Отъезд из Минска к себе в дивизию с заездом в штаб 2-й армии и штаб корпуса
Очень всё это было мне противно услыхать, и под этим тяжелым впечатлением я выехал из Минска с Коптевым около трех часов дня. Дорога предстояла довольно продолжительная, я сразу почувствовал, что автомобиль пошаливает. Кое-как доехали до Койданова, где пришлось его чинить, что заняло около 4-х часов. Благодаря этому ехали всю ночь и только ранним утром на другой день прибыли в Несвиж, стоянку штаба 2-й армии, улеглись спать в офицерском общежитии. В 9 часов утра я отправился к командующему армией Веселовскому.

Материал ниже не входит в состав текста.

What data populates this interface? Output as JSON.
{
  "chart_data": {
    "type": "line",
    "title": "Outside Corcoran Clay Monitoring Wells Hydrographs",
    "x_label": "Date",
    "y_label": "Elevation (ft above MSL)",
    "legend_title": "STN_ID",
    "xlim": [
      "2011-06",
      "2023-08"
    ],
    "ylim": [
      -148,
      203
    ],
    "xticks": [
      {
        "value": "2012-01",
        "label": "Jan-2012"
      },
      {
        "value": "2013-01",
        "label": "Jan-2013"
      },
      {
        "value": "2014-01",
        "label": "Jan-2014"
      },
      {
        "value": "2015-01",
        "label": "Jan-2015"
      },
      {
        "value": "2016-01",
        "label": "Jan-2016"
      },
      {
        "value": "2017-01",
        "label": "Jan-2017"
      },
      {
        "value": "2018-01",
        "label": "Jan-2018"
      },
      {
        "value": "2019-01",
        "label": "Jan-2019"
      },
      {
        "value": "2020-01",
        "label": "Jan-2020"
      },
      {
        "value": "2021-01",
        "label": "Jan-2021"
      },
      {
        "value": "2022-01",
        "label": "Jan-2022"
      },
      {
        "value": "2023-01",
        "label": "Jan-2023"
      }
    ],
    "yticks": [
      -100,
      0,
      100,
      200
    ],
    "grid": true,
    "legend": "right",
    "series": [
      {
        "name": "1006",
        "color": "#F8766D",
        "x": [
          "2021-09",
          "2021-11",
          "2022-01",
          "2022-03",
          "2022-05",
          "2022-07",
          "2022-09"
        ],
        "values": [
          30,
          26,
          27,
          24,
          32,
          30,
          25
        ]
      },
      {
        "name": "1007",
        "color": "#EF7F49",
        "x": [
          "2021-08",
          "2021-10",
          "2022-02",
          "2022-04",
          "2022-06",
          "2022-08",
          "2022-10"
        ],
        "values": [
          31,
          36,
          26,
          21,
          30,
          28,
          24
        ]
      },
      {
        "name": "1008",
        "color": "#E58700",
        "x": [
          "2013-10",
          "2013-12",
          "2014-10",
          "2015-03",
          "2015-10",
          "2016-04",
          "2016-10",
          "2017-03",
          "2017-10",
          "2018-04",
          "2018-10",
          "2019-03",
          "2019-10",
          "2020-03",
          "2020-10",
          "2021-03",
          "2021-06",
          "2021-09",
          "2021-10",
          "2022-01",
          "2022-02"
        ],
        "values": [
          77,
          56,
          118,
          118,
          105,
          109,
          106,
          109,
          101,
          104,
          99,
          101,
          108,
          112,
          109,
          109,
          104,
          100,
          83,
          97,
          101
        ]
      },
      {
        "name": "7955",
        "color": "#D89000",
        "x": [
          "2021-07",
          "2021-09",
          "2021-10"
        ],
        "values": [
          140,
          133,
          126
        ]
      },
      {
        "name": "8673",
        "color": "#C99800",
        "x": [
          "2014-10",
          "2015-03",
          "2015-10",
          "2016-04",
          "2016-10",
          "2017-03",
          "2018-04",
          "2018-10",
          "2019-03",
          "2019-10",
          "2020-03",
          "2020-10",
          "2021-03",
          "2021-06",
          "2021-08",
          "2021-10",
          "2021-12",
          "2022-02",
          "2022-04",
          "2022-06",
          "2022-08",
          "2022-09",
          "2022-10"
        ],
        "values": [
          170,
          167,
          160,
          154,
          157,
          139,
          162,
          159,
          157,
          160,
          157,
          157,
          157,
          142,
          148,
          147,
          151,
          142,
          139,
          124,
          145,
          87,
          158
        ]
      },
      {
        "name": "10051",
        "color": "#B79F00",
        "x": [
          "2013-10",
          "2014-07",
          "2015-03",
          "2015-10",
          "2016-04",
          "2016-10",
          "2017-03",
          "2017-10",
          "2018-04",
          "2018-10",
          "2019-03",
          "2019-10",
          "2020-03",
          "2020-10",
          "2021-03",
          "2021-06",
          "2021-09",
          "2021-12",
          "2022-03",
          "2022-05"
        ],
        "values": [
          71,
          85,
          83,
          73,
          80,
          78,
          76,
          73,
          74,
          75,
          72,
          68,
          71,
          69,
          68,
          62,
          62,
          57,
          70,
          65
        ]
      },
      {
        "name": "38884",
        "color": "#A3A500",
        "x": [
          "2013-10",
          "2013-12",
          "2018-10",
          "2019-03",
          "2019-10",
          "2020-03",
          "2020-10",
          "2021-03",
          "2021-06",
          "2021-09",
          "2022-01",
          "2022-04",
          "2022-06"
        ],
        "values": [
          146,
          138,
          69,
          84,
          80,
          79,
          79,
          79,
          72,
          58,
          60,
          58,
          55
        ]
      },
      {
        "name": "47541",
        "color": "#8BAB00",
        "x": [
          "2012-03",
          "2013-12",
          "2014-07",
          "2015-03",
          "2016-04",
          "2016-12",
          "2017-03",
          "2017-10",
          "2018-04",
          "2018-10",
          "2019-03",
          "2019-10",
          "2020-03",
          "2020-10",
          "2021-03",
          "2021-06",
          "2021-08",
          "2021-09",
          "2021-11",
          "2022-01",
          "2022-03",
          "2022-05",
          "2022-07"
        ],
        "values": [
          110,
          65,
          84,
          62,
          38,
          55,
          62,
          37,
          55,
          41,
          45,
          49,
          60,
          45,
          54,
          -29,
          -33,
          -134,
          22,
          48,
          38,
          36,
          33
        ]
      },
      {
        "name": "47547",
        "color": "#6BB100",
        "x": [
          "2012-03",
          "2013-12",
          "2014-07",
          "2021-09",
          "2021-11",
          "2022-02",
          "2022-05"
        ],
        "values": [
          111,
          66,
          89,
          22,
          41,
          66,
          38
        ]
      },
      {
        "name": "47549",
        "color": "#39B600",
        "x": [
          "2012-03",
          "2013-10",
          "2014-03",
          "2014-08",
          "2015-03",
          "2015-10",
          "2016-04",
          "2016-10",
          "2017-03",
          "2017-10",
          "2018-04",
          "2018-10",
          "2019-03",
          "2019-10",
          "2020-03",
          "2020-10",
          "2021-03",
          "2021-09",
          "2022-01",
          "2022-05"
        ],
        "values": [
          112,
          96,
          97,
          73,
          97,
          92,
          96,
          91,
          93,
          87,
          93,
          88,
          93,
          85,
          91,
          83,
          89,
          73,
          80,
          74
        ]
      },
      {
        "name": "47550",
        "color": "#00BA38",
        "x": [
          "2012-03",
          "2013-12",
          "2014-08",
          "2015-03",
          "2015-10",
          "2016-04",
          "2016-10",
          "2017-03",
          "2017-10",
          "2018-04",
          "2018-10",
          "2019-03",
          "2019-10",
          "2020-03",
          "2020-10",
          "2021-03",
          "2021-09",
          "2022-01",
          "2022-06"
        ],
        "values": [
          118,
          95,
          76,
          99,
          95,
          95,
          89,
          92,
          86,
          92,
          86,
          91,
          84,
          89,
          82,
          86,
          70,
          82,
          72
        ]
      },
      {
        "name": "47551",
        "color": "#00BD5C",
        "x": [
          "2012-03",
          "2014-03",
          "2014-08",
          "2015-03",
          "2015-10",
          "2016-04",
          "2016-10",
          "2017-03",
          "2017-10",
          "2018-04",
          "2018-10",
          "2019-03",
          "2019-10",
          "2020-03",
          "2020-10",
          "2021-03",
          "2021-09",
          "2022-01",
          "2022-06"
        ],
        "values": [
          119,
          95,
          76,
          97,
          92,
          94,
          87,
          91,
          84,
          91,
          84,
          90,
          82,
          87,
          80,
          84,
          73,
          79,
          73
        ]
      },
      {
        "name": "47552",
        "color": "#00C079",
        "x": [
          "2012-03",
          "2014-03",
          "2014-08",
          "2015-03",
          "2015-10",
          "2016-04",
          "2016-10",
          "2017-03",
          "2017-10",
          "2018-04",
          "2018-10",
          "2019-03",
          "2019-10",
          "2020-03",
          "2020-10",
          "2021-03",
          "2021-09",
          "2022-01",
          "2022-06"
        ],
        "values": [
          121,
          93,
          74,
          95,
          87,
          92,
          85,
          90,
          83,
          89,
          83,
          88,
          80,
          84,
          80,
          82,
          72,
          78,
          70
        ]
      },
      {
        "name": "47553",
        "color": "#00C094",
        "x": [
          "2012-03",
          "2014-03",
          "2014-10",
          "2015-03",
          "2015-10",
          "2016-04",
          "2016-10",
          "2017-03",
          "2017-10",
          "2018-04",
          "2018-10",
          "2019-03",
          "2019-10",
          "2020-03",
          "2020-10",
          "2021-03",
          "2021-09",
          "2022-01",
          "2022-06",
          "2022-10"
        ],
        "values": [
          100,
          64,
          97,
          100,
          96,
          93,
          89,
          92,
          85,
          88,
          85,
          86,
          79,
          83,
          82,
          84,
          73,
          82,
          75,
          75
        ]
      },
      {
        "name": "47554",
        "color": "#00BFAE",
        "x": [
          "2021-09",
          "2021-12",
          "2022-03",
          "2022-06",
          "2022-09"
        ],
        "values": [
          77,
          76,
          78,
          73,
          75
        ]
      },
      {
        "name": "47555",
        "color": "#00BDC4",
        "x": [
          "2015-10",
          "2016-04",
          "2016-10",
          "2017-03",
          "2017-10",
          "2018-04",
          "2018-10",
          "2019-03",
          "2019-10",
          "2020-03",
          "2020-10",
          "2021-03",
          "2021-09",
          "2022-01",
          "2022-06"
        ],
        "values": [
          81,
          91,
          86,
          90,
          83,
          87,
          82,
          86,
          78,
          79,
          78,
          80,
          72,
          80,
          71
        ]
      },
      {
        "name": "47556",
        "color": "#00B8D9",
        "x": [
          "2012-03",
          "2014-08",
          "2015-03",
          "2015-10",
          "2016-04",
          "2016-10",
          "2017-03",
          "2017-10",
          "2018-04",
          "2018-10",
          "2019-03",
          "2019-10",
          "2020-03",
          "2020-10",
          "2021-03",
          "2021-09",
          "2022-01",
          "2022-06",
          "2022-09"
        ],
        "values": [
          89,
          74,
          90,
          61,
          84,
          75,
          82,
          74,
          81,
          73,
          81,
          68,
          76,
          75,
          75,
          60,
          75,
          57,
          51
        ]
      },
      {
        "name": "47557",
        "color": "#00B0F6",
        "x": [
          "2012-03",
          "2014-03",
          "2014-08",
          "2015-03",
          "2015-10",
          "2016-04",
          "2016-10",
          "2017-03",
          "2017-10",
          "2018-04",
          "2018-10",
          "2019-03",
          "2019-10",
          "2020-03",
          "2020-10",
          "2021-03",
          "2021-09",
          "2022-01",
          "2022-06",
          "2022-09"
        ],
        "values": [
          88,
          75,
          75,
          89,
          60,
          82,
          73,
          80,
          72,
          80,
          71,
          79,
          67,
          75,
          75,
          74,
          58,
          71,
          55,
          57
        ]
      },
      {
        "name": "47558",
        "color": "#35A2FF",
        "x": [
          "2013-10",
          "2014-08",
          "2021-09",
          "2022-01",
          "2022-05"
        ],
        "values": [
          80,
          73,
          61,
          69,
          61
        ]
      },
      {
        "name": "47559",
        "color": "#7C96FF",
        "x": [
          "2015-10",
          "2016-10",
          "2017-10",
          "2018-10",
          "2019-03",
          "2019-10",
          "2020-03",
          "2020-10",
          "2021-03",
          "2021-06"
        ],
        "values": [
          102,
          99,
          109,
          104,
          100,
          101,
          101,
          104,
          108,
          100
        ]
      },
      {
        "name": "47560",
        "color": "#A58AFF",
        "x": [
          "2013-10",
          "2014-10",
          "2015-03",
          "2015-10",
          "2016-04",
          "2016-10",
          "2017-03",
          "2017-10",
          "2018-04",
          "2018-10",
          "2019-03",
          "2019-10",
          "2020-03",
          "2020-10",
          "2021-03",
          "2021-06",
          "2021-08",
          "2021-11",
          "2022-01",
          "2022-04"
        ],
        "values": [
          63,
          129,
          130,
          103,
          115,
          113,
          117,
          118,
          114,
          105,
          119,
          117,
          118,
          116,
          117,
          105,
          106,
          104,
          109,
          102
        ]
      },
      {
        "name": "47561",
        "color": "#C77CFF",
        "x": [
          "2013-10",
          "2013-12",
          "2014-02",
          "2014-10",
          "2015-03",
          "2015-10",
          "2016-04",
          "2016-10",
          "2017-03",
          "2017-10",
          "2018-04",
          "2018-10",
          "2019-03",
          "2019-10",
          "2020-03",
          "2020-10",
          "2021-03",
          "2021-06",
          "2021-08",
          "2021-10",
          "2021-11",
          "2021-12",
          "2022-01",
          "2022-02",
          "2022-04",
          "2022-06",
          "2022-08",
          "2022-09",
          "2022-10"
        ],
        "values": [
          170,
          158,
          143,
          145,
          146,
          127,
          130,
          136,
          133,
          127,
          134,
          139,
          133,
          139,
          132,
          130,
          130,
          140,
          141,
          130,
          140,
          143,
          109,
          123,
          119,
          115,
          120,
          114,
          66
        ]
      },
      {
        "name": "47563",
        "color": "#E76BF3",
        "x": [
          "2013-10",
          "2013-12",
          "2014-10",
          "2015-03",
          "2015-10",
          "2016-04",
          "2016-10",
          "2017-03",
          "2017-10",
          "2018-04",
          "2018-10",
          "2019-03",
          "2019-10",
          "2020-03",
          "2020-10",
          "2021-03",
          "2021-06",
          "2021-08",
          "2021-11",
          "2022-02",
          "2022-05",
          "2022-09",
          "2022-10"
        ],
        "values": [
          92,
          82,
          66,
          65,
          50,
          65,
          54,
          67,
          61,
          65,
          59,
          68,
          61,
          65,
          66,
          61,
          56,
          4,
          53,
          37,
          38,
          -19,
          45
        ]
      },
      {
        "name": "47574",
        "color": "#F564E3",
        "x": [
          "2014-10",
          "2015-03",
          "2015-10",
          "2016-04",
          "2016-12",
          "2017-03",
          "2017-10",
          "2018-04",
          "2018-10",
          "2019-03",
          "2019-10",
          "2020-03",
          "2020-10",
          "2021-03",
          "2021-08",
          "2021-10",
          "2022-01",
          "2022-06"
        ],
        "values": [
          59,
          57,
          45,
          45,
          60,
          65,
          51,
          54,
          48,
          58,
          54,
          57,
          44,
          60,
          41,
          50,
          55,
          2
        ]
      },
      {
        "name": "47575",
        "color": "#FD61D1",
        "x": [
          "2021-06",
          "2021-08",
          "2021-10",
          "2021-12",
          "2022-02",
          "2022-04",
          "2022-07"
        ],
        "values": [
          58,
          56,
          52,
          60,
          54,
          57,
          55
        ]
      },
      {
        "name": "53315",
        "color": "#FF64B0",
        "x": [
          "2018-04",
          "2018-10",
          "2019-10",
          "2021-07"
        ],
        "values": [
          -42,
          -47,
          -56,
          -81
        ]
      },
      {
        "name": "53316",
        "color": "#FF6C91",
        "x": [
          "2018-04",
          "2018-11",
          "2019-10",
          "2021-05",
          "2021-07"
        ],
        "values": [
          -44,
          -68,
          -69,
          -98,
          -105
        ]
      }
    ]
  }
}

Он любезно меня встретил, был очень предупредителен, я с ним мог хорошо откровенно поговорить обо всех делах дивизии. На него инцидент с арестом командира 58-го полка не произвел большого впечатления, это считалось в то время самым обыкновенным явлением; в других частях они сопровождались разными насилиями до убийства включительно, поэтому происшествие в 58-м полку казалось очень невинным.